As it happens, both Jurassic Park and T2 both tackle themes that I personally felt could have been explored a little more in the show: the downsides of technology. In this regard, James Bridle‘s piece Dronestagram is a standout. Bridle’s work in general is intriguing; on one hand he’s an advocate of “The New Aesthetic” on the other hand his work frequently forces the audience to consider the political implications of technology, from Wikipedia revisions about the Iraq War to the role of drones in modern warfare (and beyond). But the curators seem to have steered clear, largely, of the negative aspects of this particular revolution. Even the overwhelm that I talked about earlier comes at a price – often a very significant one – but that’s not tackled here.

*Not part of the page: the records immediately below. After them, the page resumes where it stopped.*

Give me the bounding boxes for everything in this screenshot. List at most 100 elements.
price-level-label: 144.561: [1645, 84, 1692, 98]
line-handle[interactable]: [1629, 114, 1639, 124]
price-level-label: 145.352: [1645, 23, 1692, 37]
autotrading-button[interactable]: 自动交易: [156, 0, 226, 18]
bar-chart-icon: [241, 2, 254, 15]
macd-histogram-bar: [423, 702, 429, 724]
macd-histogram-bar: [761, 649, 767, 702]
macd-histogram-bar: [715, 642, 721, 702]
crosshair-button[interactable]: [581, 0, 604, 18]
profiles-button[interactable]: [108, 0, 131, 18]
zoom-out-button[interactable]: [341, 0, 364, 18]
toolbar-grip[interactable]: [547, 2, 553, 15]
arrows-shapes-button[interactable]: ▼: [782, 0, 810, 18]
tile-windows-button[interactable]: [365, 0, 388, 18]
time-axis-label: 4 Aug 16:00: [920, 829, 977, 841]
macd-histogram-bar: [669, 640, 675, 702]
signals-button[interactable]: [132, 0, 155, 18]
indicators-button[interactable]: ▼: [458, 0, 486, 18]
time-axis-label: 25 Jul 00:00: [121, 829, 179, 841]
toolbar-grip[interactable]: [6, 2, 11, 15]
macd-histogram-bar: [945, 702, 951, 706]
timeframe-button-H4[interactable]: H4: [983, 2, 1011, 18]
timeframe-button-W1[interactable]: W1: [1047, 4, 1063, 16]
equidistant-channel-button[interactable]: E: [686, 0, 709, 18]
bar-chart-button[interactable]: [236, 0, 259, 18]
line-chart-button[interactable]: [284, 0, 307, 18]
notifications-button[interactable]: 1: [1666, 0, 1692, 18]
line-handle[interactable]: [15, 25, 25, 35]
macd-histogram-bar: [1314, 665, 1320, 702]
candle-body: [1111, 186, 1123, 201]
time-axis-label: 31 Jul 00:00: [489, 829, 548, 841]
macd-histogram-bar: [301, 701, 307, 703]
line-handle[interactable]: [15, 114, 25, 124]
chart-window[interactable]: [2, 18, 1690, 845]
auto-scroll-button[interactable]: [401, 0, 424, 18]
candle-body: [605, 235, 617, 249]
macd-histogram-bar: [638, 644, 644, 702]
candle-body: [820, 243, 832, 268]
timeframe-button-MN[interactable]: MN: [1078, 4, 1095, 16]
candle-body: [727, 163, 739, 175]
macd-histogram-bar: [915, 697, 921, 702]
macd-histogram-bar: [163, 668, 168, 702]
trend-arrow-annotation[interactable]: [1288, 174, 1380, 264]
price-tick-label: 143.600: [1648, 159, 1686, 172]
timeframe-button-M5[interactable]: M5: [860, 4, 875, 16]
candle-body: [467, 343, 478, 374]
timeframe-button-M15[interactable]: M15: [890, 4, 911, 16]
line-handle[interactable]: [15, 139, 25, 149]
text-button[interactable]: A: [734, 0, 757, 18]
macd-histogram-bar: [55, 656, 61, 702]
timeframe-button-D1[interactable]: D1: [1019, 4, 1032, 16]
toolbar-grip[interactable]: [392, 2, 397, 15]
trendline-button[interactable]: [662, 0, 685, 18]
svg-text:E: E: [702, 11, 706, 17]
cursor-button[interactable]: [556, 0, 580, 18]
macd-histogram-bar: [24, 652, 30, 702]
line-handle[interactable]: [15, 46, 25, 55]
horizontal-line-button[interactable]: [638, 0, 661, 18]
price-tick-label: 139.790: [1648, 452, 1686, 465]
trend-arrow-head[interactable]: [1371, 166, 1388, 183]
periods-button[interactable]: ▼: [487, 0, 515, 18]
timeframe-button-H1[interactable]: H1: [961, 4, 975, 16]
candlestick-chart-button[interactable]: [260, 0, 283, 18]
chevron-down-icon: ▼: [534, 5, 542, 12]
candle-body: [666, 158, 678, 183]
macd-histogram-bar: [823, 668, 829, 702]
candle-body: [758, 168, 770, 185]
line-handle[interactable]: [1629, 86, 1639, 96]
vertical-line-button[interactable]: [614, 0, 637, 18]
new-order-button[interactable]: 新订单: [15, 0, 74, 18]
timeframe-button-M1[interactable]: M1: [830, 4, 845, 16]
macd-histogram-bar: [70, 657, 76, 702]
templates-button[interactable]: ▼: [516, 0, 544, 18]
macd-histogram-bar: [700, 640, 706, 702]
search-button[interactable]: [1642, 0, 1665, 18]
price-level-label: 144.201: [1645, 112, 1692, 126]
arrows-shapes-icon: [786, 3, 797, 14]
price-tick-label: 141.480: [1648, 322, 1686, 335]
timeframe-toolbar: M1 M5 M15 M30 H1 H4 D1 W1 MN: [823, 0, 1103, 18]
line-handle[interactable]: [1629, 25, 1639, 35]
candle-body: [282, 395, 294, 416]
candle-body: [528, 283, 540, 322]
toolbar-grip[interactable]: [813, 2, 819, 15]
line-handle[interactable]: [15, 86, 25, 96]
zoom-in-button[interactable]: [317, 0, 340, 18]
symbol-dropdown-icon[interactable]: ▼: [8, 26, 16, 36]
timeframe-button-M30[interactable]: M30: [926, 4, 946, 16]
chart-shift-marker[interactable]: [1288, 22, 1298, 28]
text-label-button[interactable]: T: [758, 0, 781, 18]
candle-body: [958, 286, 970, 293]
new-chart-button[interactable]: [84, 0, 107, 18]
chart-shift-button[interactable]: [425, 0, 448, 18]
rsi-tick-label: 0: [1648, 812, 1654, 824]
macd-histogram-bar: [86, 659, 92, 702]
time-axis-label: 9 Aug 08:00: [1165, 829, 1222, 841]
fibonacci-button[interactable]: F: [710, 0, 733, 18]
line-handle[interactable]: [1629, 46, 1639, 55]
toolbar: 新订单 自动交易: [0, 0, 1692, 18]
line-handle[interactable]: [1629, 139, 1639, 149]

But this caveat seems churlish, especially when considering what for me was the most inspiring exhibit in the show, albeit one outside the main exhibition spaces. Not Impossible Labs have developed BrainWriter, which uses a combination of brainwave recognition and eye-tracking to enable the paralysed graffiti artist TemptOne to communicate and perhaps even make art once again. It’s a moving story in itself, but beyond that points to one of the next frontiers in digital technology: the direct control of objects in physical space by mind alone.

 

But my single favourite piece was part of the DevArt space, which brings together pieces commissioned jointly by Google and the Barbican from developers creating art from code. Zach Lieberman‘s Play the World feels somewhat overlooked in the coverage I’ve read, yet for me it’s the best – and most evocative – piece in the show. It consists of a single piano keyboard surrounded by a circle of speakers; a note played on the keyboard triggers software that finds that very note being played that moment on a radio station somehwere in the world (the station and country are displayed on LED screens below the speaker from which the sound emerges).

Now of course the results aren’t as musically perfect as those created, ironically, on the Fairlight, sitting in a vitrine near the exhibition’s entrance. Indeed, from a certain perspective what comes out is cacophonous. But the way that Lieberman has used code to summon up a sense of our place in a world that is at once culturally heterogenous and yet irreversibly connected represents, for me, the very best kind of digital art: interactive and immersive, yes, but more than that, profoundly thought-provoking and, well, human.

 

Simon

[Disclaimer: the Barbican is a long-standing client of Turner Hopkins.]